Department of Civil and Environmental Engineering, University of Tennessee Knoxville, Knoxville, TN, USA.
Department of Civil and Environmental Engineering, University of Tennessee Knoxville, Knoxville, TN, USA.
Environ Pollut. 2021 Sep 15;285:117266. doi: 10.1016/j.envpol.2021.117266. Epub 2021 Apr 29.

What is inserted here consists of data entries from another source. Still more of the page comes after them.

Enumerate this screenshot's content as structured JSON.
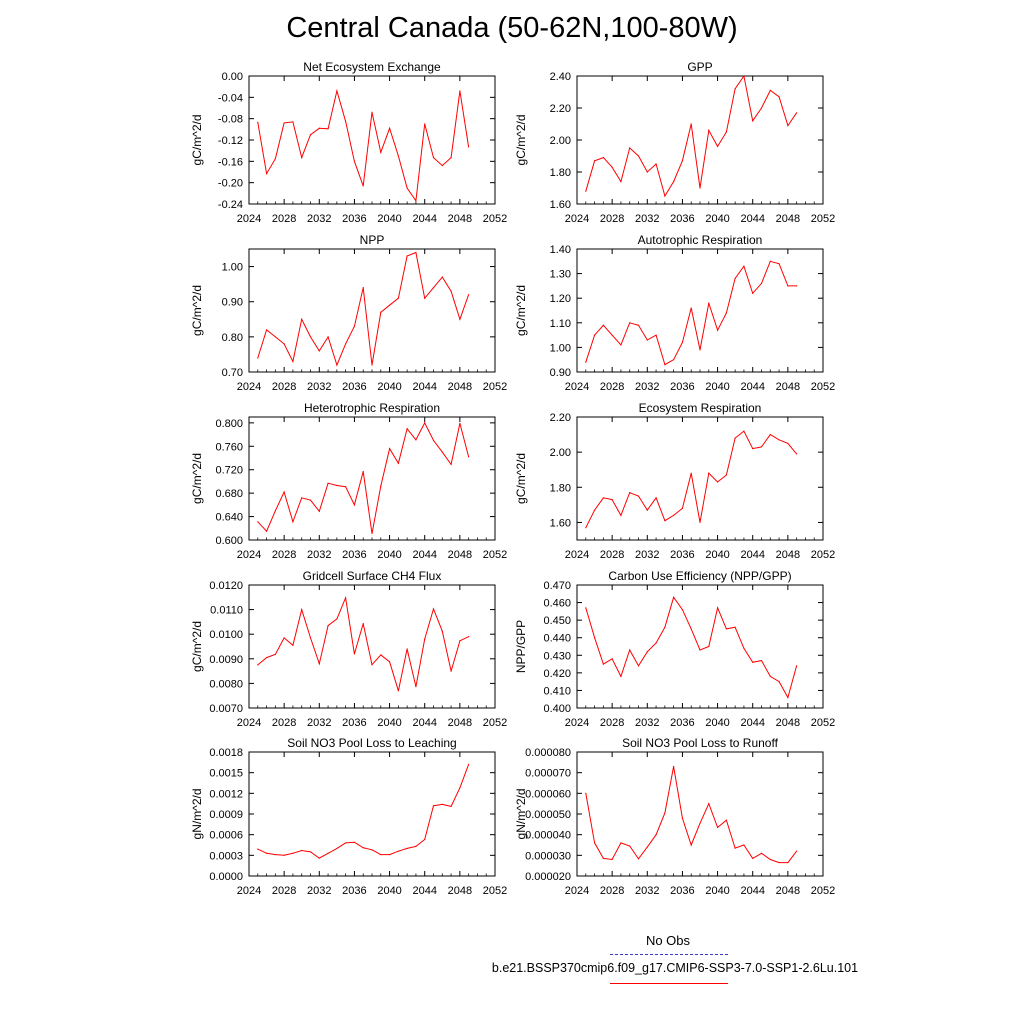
{
  "page_title": "Central Canada (50-62N,100-80W)",
  "legend": {
    "obs_label": "No Obs",
    "obs_color": "#3a3ad0",
    "model_label": "b.e21.BSSP370cmip6.f09_g17.CMIP6-SSP3-7.0-SSP1-2.6Lu.101",
    "model_color": "#ff0000"
  },
  "chart_data": [
    {
      "type": "line",
      "title": "Net Ecosystem Exchange",
      "ylabel": "gC/m^2/d",
      "xlabel": "",
      "xlim": [
        2024,
        2052
      ],
      "ylim": [
        -0.24,
        0.0
      ],
      "xticks": [
        "2024",
        "2028",
        "2032",
        "2036",
        "2040",
        "2044",
        "2048",
        "2052"
      ],
      "yticks": [
        "-0.24",
        "-0.20",
        "-0.16",
        "-0.12",
        "-0.08",
        "-0.04",
        "0.00"
      ],
      "x": [
        2025,
        2026,
        2027,
        2028,
        2029,
        2030,
        2031,
        2032,
        2033,
        2034,
        2035,
        2036,
        2037,
        2038,
        2039,
        2040,
        2041,
        2042,
        2043,
        2044,
        2045,
        2046,
        2047,
        2048,
        2049
      ],
      "values": [
        -0.087,
        -0.183,
        -0.155,
        -0.088,
        -0.086,
        -0.153,
        -0.11,
        -0.098,
        -0.099,
        -0.028,
        -0.085,
        -0.16,
        -0.206,
        -0.068,
        -0.143,
        -0.098,
        -0.15,
        -0.21,
        -0.234,
        -0.09,
        -0.153,
        -0.168,
        -0.153,
        -0.028,
        -0.133
      ]
    },
    {
      "type": "line",
      "title": "GPP",
      "ylabel": "gC/m^2/d",
      "xlabel": "",
      "xlim": [
        2024,
        2052
      ],
      "ylim": [
        1.6,
        2.4
      ],
      "xticks": [
        "2024",
        "2028",
        "2032",
        "2036",
        "2040",
        "2044",
        "2048",
        "2052"
      ],
      "yticks": [
        "1.60",
        "1.80",
        "2.00",
        "2.20",
        "2.40"
      ],
      "x": [
        2025,
        2026,
        2027,
        2028,
        2029,
        2030,
        2031,
        2032,
        2033,
        2034,
        2035,
        2036,
        2037,
        2038,
        2039,
        2040,
        2041,
        2042,
        2043,
        2044,
        2045,
        2046,
        2047,
        2048,
        2049
      ],
      "values": [
        1.68,
        1.87,
        1.89,
        1.83,
        1.74,
        1.95,
        1.9,
        1.8,
        1.85,
        1.65,
        1.74,
        1.87,
        2.1,
        1.7,
        2.06,
        1.96,
        2.05,
        2.32,
        2.4,
        2.12,
        2.2,
        2.31,
        2.27,
        2.09,
        2.17
      ]
    },
    {
      "type": "line",
      "title": "NPP",
      "ylabel": "gC/m^2/d",
      "xlabel": "",
      "xlim": [
        2024,
        2052
      ],
      "ylim": [
        0.7,
        1.05
      ],
      "xticks": [
        "2024",
        "2028",
        "2032",
        "2036",
        "2040",
        "2044",
        "2048",
        "2052"
      ],
      "yticks": [
        "0.70",
        "0.80",
        "0.90",
        "1.00"
      ],
      "x": [
        2025,
        2026,
        2027,
        2028,
        2029,
        2030,
        2031,
        2032,
        2033,
        2034,
        2035,
        2036,
        2037,
        2038,
        2039,
        2040,
        2041,
        2042,
        2043,
        2044,
        2045,
        2046,
        2047,
        2048,
        2049
      ],
      "values": [
        0.74,
        0.82,
        0.8,
        0.78,
        0.73,
        0.85,
        0.8,
        0.76,
        0.8,
        0.72,
        0.78,
        0.83,
        0.94,
        0.72,
        0.87,
        0.89,
        0.91,
        1.03,
        1.04,
        0.91,
        0.94,
        0.97,
        0.93,
        0.85,
        0.92
      ]
    },
    {
      "type": "line",
      "title": "Autotrophic Respiration",
      "ylabel": "gC/m^2/d",
      "xlabel": "",
      "xlim": [
        2024,
        2052
      ],
      "ylim": [
        0.9,
        1.4
      ],
      "xticks": [
        "2024",
        "2028",
        "2032",
        "2036",
        "2040",
        "2044",
        "2048",
        "2052"
      ],
      "yticks": [
        "0.90",
        "1.00",
        "1.10",
        "1.20",
        "1.30",
        "1.40"
      ],
      "x": [
        2025,
        2026,
        2027,
        2028,
        2029,
        2030,
        2031,
        2032,
        2033,
        2034,
        2035,
        2036,
        2037,
        2038,
        2039,
        2040,
        2041,
        2042,
        2043,
        2044,
        2045,
        2046,
        2047,
        2048,
        2049
      ],
      "values": [
        0.94,
        1.05,
        1.09,
        1.05,
        1.01,
        1.1,
        1.09,
        1.03,
        1.05,
        0.93,
        0.95,
        1.02,
        1.16,
        0.99,
        1.18,
        1.07,
        1.14,
        1.28,
        1.33,
        1.22,
        1.26,
        1.35,
        1.34,
        1.25,
        1.25
      ]
    },
    {
      "type": "line",
      "title": "Heterotrophic Respiration",
      "ylabel": "gC/m^2/d",
      "xlabel": "",
      "xlim": [
        2024,
        2052
      ],
      "ylim": [
        0.6,
        0.81
      ],
      "xticks": [
        "2024",
        "2028",
        "2032",
        "2036",
        "2040",
        "2044",
        "2048",
        "2052"
      ],
      "yticks": [
        "0.600",
        "0.640",
        "0.680",
        "0.720",
        "0.760",
        "0.800"
      ],
      "x": [
        2025,
        2026,
        2027,
        2028,
        2029,
        2030,
        2031,
        2032,
        2033,
        2034,
        2035,
        2036,
        2037,
        2038,
        2039,
        2040,
        2041,
        2042,
        2043,
        2044,
        2045,
        2046,
        2047,
        2048,
        2049
      ],
      "values": [
        0.631,
        0.615,
        0.65,
        0.682,
        0.631,
        0.672,
        0.668,
        0.649,
        0.697,
        0.693,
        0.691,
        0.66,
        0.717,
        0.611,
        0.692,
        0.756,
        0.731,
        0.79,
        0.771,
        0.8,
        0.77,
        0.75,
        0.729,
        0.799,
        0.742
      ]
    },
    {
      "type": "line",
      "title": "Ecosystem Respiration",
      "ylabel": "gC/m^2/d",
      "xlabel": "",
      "xlim": [
        2024,
        2052
      ],
      "ylim": [
        1.5,
        2.2
      ],
      "xticks": [
        "2024",
        "2028",
        "2032",
        "2036",
        "2040",
        "2044",
        "2048",
        "2052"
      ],
      "yticks": [
        "1.60",
        "1.80",
        "2.00",
        "2.20"
      ],
      "x": [
        2025,
        2026,
        2027,
        2028,
        2029,
        2030,
        2031,
        2032,
        2033,
        2034,
        2035,
        2036,
        2037,
        2038,
        2039,
        2040,
        2041,
        2042,
        2043,
        2044,
        2045,
        2046,
        2047,
        2048,
        2049
      ],
      "values": [
        1.57,
        1.67,
        1.74,
        1.73,
        1.64,
        1.77,
        1.75,
        1.67,
        1.74,
        1.61,
        1.64,
        1.68,
        1.88,
        1.6,
        1.88,
        1.83,
        1.87,
        2.08,
        2.12,
        2.02,
        2.03,
        2.1,
        2.07,
        2.05,
        1.99
      ]
    },
    {
      "type": "line",
      "title": "Gridcell Surface CH4 Flux",
      "ylabel": "gC/m^2/d",
      "xlabel": "",
      "xlim": [
        2024,
        2052
      ],
      "ylim": [
        0.007,
        0.012
      ],
      "xticks": [
        "2024",
        "2028",
        "2032",
        "2036",
        "2040",
        "2044",
        "2048",
        "2052"
      ],
      "yticks": [
        "0.0070",
        "0.0080",
        "0.0090",
        "0.0100",
        "0.0110",
        "0.0120"
      ],
      "x": [
        2025,
        2026,
        2027,
        2028,
        2029,
        2030,
        2031,
        2032,
        2033,
        2034,
        2035,
        2036,
        2037,
        2038,
        2039,
        2040,
        2041,
        2042,
        2043,
        2044,
        2045,
        2046,
        2047,
        2048,
        2049
      ],
      "values": [
        0.00875,
        0.00905,
        0.00918,
        0.00985,
        0.00955,
        0.011,
        0.00985,
        0.0088,
        0.01035,
        0.01062,
        0.01148,
        0.0092,
        0.01043,
        0.00876,
        0.00916,
        0.00888,
        0.0077,
        0.0094,
        0.00787,
        0.0098,
        0.01103,
        0.01012,
        0.0085,
        0.00973,
        0.0099
      ]
    },
    {
      "type": "line",
      "title": "Carbon Use Efficiency (NPP/GPP)",
      "ylabel": "NPP/GPP",
      "xlabel": "",
      "xlim": [
        2024,
        2052
      ],
      "ylim": [
        0.4,
        0.47
      ],
      "xticks": [
        "2024",
        "2028",
        "2032",
        "2036",
        "2040",
        "2044",
        "2048",
        "2052"
      ],
      "yticks": [
        "0.400",
        "0.410",
        "0.420",
        "0.430",
        "0.440",
        "0.450",
        "0.460",
        "0.470"
      ],
      "x": [
        2025,
        2026,
        2027,
        2028,
        2029,
        2030,
        2031,
        2032,
        2033,
        2034,
        2035,
        2036,
        2037,
        2038,
        2039,
        2040,
        2041,
        2042,
        2043,
        2044,
        2045,
        2046,
        2047,
        2048,
        2049
      ],
      "values": [
        0.457,
        0.44,
        0.425,
        0.428,
        0.418,
        0.433,
        0.424,
        0.432,
        0.437,
        0.446,
        0.463,
        0.456,
        0.445,
        0.433,
        0.435,
        0.457,
        0.445,
        0.446,
        0.434,
        0.426,
        0.427,
        0.418,
        0.415,
        0.406,
        0.424
      ]
    },
    {
      "type": "line",
      "title": "Soil NO3 Pool Loss to Leaching",
      "ylabel": "gN/m^2/d",
      "xlabel": "",
      "xlim": [
        2024,
        2052
      ],
      "ylim": [
        0.0,
        0.0018
      ],
      "xticks": [
        "2024",
        "2028",
        "2032",
        "2036",
        "2040",
        "2044",
        "2048",
        "2052"
      ],
      "yticks": [
        "0.0000",
        "0.0003",
        "0.0006",
        "0.0009",
        "0.0012",
        "0.0015",
        "0.0018"
      ],
      "x": [
        2025,
        2026,
        2027,
        2028,
        2029,
        2030,
        2031,
        2032,
        2033,
        2034,
        2035,
        2036,
        2037,
        2038,
        2039,
        2040,
        2041,
        2042,
        2043,
        2044,
        2045,
        2046,
        2047,
        2048,
        2049
      ],
      "values": [
        0.00039,
        0.00033,
        0.00031,
        0.0003,
        0.00033,
        0.00037,
        0.00035,
        0.00026,
        0.00033,
        0.0004,
        0.00048,
        0.00049,
        0.00041,
        0.00038,
        0.00031,
        0.00031,
        0.00036,
        0.0004,
        0.00043,
        0.00053,
        0.00102,
        0.00104,
        0.00101,
        0.00128,
        0.00162
      ]
    },
    {
      "type": "line",
      "title": "Soil NO3 Pool Loss to Runoff",
      "ylabel": "gN/m^2/d",
      "xlabel": "",
      "xlim": [
        2024,
        2052
      ],
      "ylim": [
        2e-05,
        8e-05
      ],
      "xticks": [
        "2024",
        "2028",
        "2032",
        "2036",
        "2040",
        "2044",
        "2048",
        "2052"
      ],
      "yticks": [
        "0.000020",
        "0.000030",
        "0.000040",
        "0.000050",
        "0.000060",
        "0.000070",
        "0.000080"
      ],
      "x": [
        2025,
        2026,
        2027,
        2028,
        2029,
        2030,
        2031,
        2032,
        2033,
        2034,
        2035,
        2036,
        2037,
        2038,
        2039,
        2040,
        2041,
        2042,
        2043,
        2044,
        2045,
        2046,
        2047,
        2048,
        2049
      ],
      "values": [
        6e-05,
        3.6e-05,
        2.85e-05,
        2.8e-05,
        3.6e-05,
        3.45e-05,
        2.83e-05,
        3.4e-05,
        4e-05,
        5.05e-05,
        7.3e-05,
        4.8e-05,
        3.5e-05,
        4.55e-05,
        5.5e-05,
        4.35e-05,
        4.7e-05,
        3.35e-05,
        3.5e-05,
        2.85e-05,
        3.1e-05,
        2.8e-05,
        2.65e-05,
        2.65e-05,
        3.2e-05
      ]
    }
  ]
}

The current estimations of the burden of disease (BD) of PM exposure is still potentially biased by two factors: ignorance of heterogeneous vulnerabilities at diverse urbanization levels and reliance on the risk estimates from existing literature, usually from different locations. Our objectives are (1) to build up a data fusion framework to estimate the burden of PM exposure while evaluating local risks simultaneously and (2) to quantify their spatial heterogeneity, relationship to land-use characteristics, and derived uncertainties when calculating the disease burdens. The feature of this study is applying six local databases to extract PM exposure risk and the BD information, including the risks of death, cardiovascular disease (CVD), and respiratory disease (RD), and their spatial heterogeneities through our data fusion framework. We applied the developed framework to Tainan City in Taiwan as a use case estimated the risks by using 2006-2016 emergency department visit data, air quality monitoring data, and land-use characteristics and further estimated the BD caused by daily PM exposure in 2013. Our results found that the risks of CVD and RD in highly urbanized areas and death in rural areas could reach 1.20-1.57 times higher than average. Furthermore, we performed a sensitivity analysis to assess the uncertainty of BD estimations from utilizing different data sources, and the results showed that the uncertainty of the BD estimations could be contributed by different PM exposure data (20-32%) and risk values (0-86%), especially for highly urbanized areas. In conclusion, our approach for estimating BD based on local databases has the potential to be generalized to the developing and overpopulated countries and to support local air quality and health management plans.
目前,对 PM 暴露造成的疾病负担(BD)的估计仍然受到两个因素的影响:对不同城市化水平下异质脆弱性的无知,以及对现有文献中风险估计的依赖,而这些文献通常来自不同的地点。我们的目标是:(1) 建立一个数据融合框架来估计 PM 暴露造成的负担,同时评估当地风险;(2) 量化其空间异质性、与土地利用特征的关系,以及在计算疾病负担时衍生的不确定性。本研究的特点是应用六个本地数据库来提取 PM 暴露风险和 BD 信息,包括死亡、心血管疾病 (CVD) 和呼吸道疾病 (RD) 的风险,以及通过我们的数据融合框架来评估其空间异质性。我们将该框架应用于台湾台南市作为一个用例,使用 2006-2016 年的急诊就诊数据、空气质量监测数据和土地利用特征来估计风险,并进一步估计 2013 年每日 PM 暴露造成的 BD。我们的结果发现,高度城市化地区的 CVD 和 RD 风险以及农村地区的死亡风险可能比平均水平高 1.20-1.57 倍。此外,我们进行了敏感性分析,以评估利用不同数据源进行 BD 估计的不确定性,结果表明,BD 估计的不确定性可能来自不同的 PM 暴露数据(20-32%)和风险值(0-86%),特别是在高度城市化地区。总之,我们基于本地数据库估计 BD 的方法具有推广到发展中国家和人口稠密国家的潜力,并为当地空气质量和健康管理计划提供支持。